In the present study, surgical removal of a segment of annulus tissue resulted in subsequent, non-instrumented fusion in the lumbar spine of the sand rat. Initial radiographs at the time of surgery (where the surgical site was marked by placement nearby a vascular clamp in soft tissue) were compared with changes in segments adjacent to the fusion site at the time of spine harvest. Pilot data presented here were based upon surgeries performed on animals aged two to 10 months, and harvest times ranging from 1 to 26 months postsurgery. Data from our small sample sizes were evaluated with caution. However, analysis of these preliminary data on adjacent segment changes did not find any differences in cranial vs. caudal data based on either age at surgery or time of harvest. Histologically, some variation in cartilage and bone amounts is present in our data. This, however, may represent remodelling which occurs across time as the biomechanical changes in the adjacent segments stabilize.

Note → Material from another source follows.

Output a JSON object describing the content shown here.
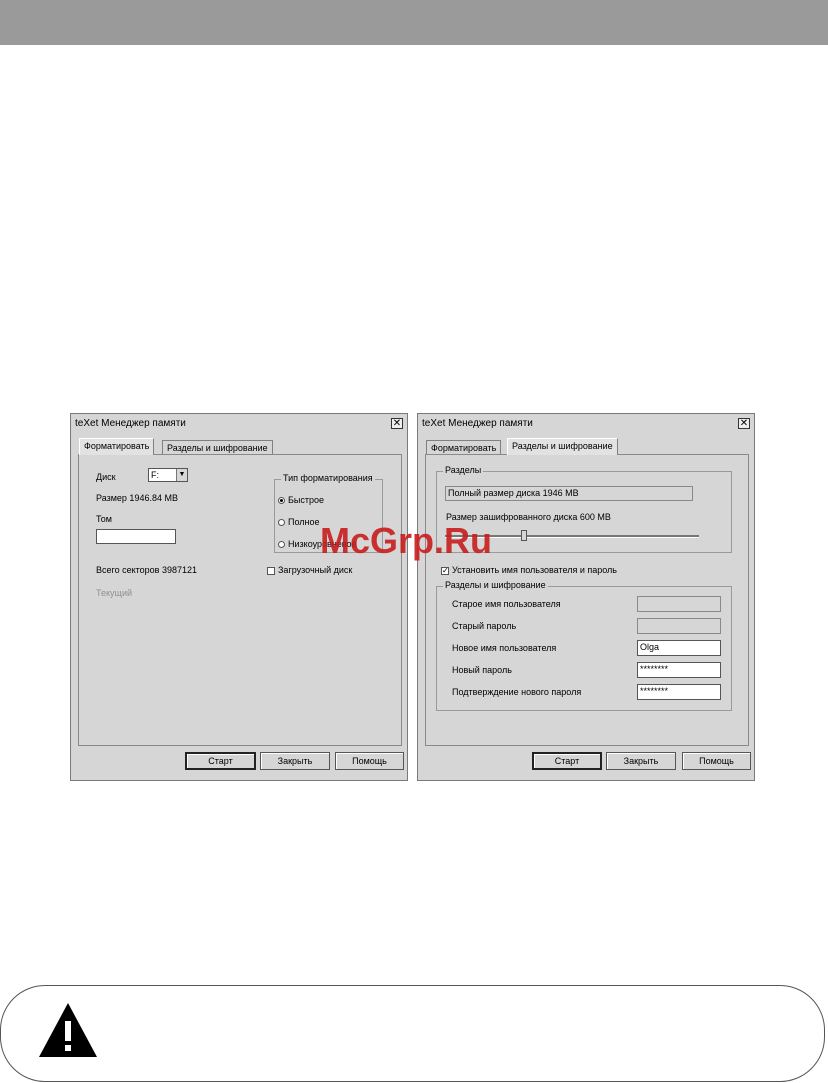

It is important to note that three previous large studies from our laboratory have examined the spine of aging sand rat with careful radiological criteria; no spontaneous fusions have ever been identified in 134 sand rats aged 10–46 months. ^{12–14,22,26} Thus, the fusion changes observed in the surgical model here are distinct from the features that characterize normal aging of the lumbar sand rat spine.

The model presented here provides a novel addition to the basic science approach to studying the clinically important topic of spinal fusion and adjacent segment changes. It is important to remember, however, that this model should not be directly compared with human adjacent segment disease, because it is likely that adjacent segment disease seen here would progress more rapidly in this small animal model than it would in humans.

In addition, although human disc degeneration and disc degeneration in the sand rat model share a number of features, including morphological similarities, endplate calcification with aging and loss of notochordal cells in the nucleus pulposus with aging, one must remember that this is indeed an animal model which may have a different underlying pathogenesis of disc degeneration.

This caveat being noted, however, we feel that the data presented here illustrate a model which can be extremely useful for future studies of the effect of fusion on adjacent segments and for the study of potential interventions that might mitigate the changes in adjacent discs. Future studies with this model employing age-matched control groups, specific harvest times and inclusion of sham muscle scraping or disc exposure alone will be especially valuable. Animals should be young at the time of surgery (aged 2–3 months) in order to avoid any confounding issues of age-related disc degeneration in disc sites adjacent to the surgery.